In 2014, the year of the first GrowRIVERSIDE event, consultant and former Seattle City Councilman Richard Conlin helped the group get established. With an original focus on Riverside’s Greenbelt, Conlin assisted in hammering out goals that would positively impact the community. These goals include sustainable agriculture and its economic viability in and near Riverside, California; agricultural economic development and infrastructure; education about food and agriculture; equitable access to healthy foods; and public health.
Shortly after the 2015 GrowRIVERSIDE conference, the RFSA formed a five-member board and an advisory board of more than 20 members. The organization also became a nonprofit with official 501(c)(3) status, hired a new executive director and secured a fiscal sponsor—Community Partners.
Now, RFSA is a crucial player in helping to plan for the 3rd Annual GrowRIVERSIDE Conference: Cultivating the Future, set for March 21-22, 2016 at the University of California, Riverside. The organization will assist in setting the agenda for the gathering.
One of RFSA’s most important decisions during the past year, according to executive director Seth Wilson, was the decision to secure Community Partners as a fiscal sponsor. Based in Los Angeles, Community Partners helps nonprofit organizations deal with administrative issues and red tape, which in turn lets the organization focus on its core mission.
“Do we keep this as a city initiative or form a nonprofit that sits outside the city?” This was a critical question, as described by Wilson. “We chose the latter.”
The main impetus for this decision, Wilson says, was the ability of a fiscal sponsor to empower the RFSA to key in on its objectives regarding local food and agriculture in the Riverside area, rather than the nonprofit having to keep busy with mundane organizational tasks.
Community Partners, which is also a fiscal sponsor of the Los Angeles Food Policy Council, provides support services to nonprofits, such as insurance.
Now, RFSA is focused on doing what is necessary for sustained success.
“Fundraising is a critical piece.

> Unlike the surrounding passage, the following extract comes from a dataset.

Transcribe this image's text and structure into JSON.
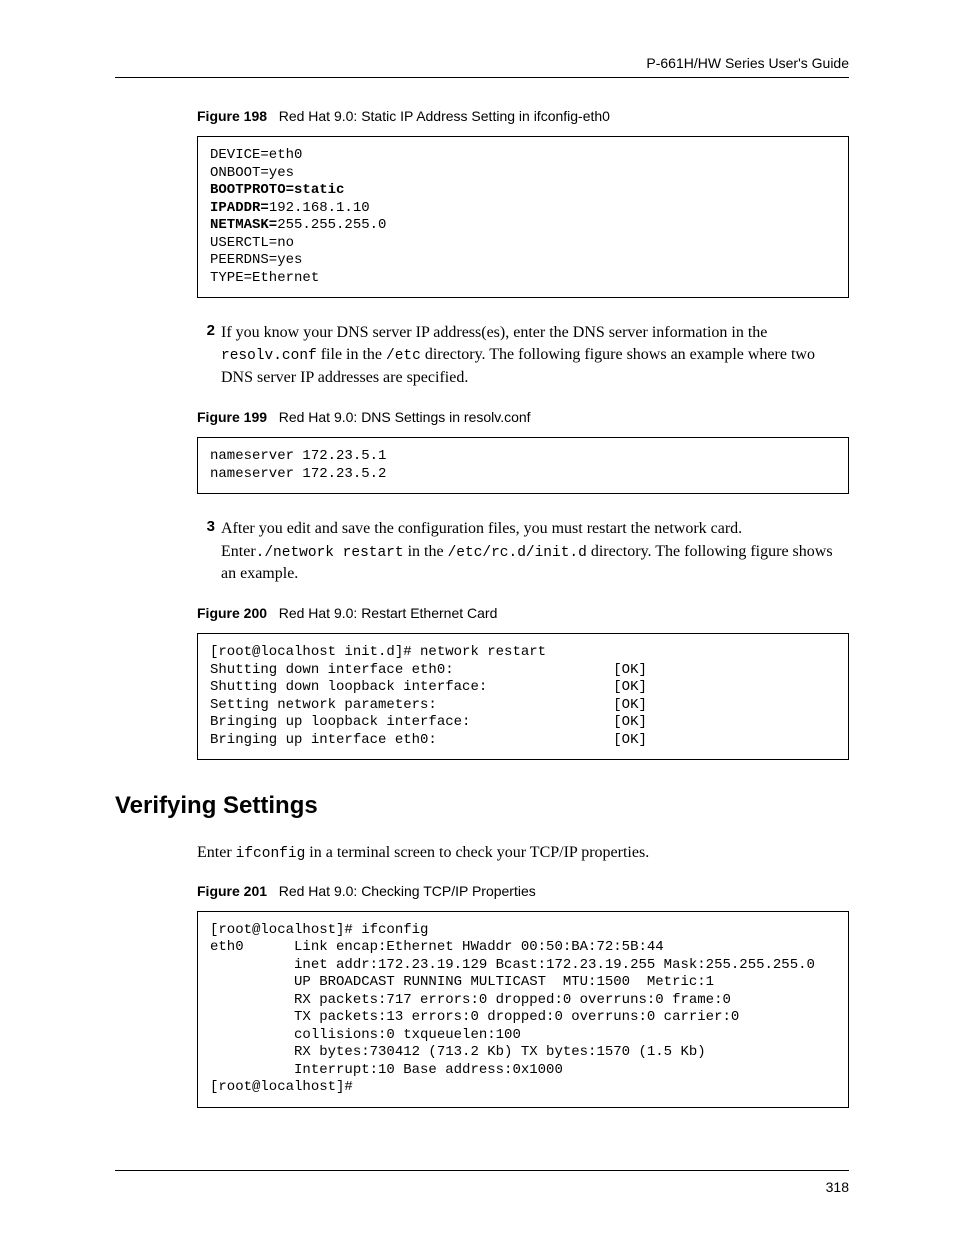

We’re in the process of doing that.”
While raising money is required, it’s not part of RFSA’s core vision. Looking forward, the alliance has its eye toward education and outreach, connecting food issues with health, and a strong emphasis on local foods.
“We recently received a grant to produce a city guide on what’s local—hopefully it will be out in spring,” says Wilson. “We’ve had good conversations with folks who are working in the community in and around Riverside that are food deserts. We’re working with the city on policies on healthy food vending and purchasing.”
Joyce Jong, a farmer, RFSA board member and agricultural business development coordinator with the City of Riverside, points to RFSA’s strong partnerships, which include the Riverside Unified School District and Kaiser Permanente. According to Jong, RFSA would not be where it is today without these partners and other supporters.
“Many local organizations are stakeholders,” she says.
RFSA’s long-term vision, says Wilson, includes expanding processing capacity, building the number of long-term stakeholders, increasing community capacity, improving education, and growing food access for all (especially in underserved communities).
For all of this to take place in Riverside County is especially important, given the area’s capacity for agricultural production.
“Riverside County has more land to grow than any other area in Southern California,” Wilson says.
He also believes that RFSA could indirectly assist in improving environmental quality.
“Given the state’s commitment to greenhouse gas reductions, urban food systems could help in this.”
Finally, Wilson is encouraged that RFSA is not a solo player in its quest, as numerous other initiatives have sprung up all over the region.
“In Southern California, there are six or so food policy councils,” he says. “We network with them—we feel like we’re not alone.”